Davacı tarafça, bilirkişi raporu ibrazından sonra 29/01/2020 tarihli dilekçesi ile dava ıslah edilerek, aynı tarihte ıslah harcını yatırılmıştır. Islah dilekçesinin tebliğine karşı, davalı sigorta şirketi vekilince, ıslah edilen kısım yönünden süresi içerisinde zamanaşımı def’in de bulunulmuştur.

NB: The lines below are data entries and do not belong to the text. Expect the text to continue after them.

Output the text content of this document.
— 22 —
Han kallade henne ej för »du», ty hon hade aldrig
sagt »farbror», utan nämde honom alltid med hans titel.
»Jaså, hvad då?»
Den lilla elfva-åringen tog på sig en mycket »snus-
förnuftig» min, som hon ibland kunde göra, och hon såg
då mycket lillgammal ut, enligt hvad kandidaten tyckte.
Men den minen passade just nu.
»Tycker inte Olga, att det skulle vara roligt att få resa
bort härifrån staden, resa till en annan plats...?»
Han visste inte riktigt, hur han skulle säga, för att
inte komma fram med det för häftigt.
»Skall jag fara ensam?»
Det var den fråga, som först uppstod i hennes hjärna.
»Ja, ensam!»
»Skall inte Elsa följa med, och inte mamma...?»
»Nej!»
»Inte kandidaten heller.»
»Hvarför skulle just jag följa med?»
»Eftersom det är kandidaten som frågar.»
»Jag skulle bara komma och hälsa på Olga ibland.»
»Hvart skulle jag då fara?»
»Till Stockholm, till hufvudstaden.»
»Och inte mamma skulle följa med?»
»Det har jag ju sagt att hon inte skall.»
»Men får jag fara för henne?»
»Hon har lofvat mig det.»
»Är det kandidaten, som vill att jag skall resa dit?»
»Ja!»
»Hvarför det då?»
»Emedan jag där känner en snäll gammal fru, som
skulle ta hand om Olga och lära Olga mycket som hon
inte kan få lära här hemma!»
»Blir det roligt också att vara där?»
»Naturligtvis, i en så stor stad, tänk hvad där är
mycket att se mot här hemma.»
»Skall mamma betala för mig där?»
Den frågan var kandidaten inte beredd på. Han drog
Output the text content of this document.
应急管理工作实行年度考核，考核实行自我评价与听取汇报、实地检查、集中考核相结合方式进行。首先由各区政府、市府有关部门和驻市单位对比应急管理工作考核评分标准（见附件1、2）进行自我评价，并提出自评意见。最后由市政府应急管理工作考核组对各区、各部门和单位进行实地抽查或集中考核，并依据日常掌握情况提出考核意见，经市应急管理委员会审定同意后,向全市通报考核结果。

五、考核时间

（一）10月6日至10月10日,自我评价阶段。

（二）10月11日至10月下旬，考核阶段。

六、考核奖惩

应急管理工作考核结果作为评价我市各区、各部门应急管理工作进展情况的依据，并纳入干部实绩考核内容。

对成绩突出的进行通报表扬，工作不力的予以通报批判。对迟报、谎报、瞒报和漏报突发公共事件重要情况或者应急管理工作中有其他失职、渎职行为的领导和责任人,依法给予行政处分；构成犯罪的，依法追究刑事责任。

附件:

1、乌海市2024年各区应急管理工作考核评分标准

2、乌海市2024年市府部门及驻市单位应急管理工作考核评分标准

Bu durumda, davacının ıslah tarihinin, KTK’nın 109/1. maddesindeki 2 yıllık zamanaşımı süresinden sonra olduğu gözetilerek davalı sigorta şirketinin tazminatın sadece 1.000 TL’lik kısmından sorumlu tutulması gerektiği anlaşıldığından hasar tazminatı talebinin 1.000,00-TL lik kısmından davalı sigorta şirketi, … ve …’nin müştereken ve müteselsilen sorumlu olduğu ve taleple bağlı kalınarak 14.06.2018 tarihinden itibaren işleyecek yasal faiz işletilmesine karar verilmiştir.
Davalılar … ve … ıslah dilekçesine karşı zamanaşımı definde bulunmamış olup davalı olan sigorta şirketinin zamanaşımı defini süresinde ileri sürmesi halinde davalılar lehine de zamanaşımı hükümleri uygulanacağı yönünde bir yasal düzenleme bulunmadığından hasar tazimantının tamamından sorumlu olacağı, sigorta şirketinin sorumlu olduğu miktardan arta kalan 7.264,80 TL lik kısmının kaza tarihi olan 18.09.2017 itibaren işleyecek yasal faizi ile birlikte … ve …’nin müştereken ve müteselsilen sorumlu olduğu anlaşılmıştır.
Davaya konu kaza nedeniyle araçta değer kaybı meydana gelmediği anlaşıldığından bu talebin reddine karar verilmiştir.
Dava açılmadan önce ekspertiz yaptırma zorunluluğunun bulunmaması dolayısıyla ekspertiz ücretinin yargılama gideri olarak kabulünün mümkün olmadığı anlaşıldığından bu talebin reddine karar verilmiştir.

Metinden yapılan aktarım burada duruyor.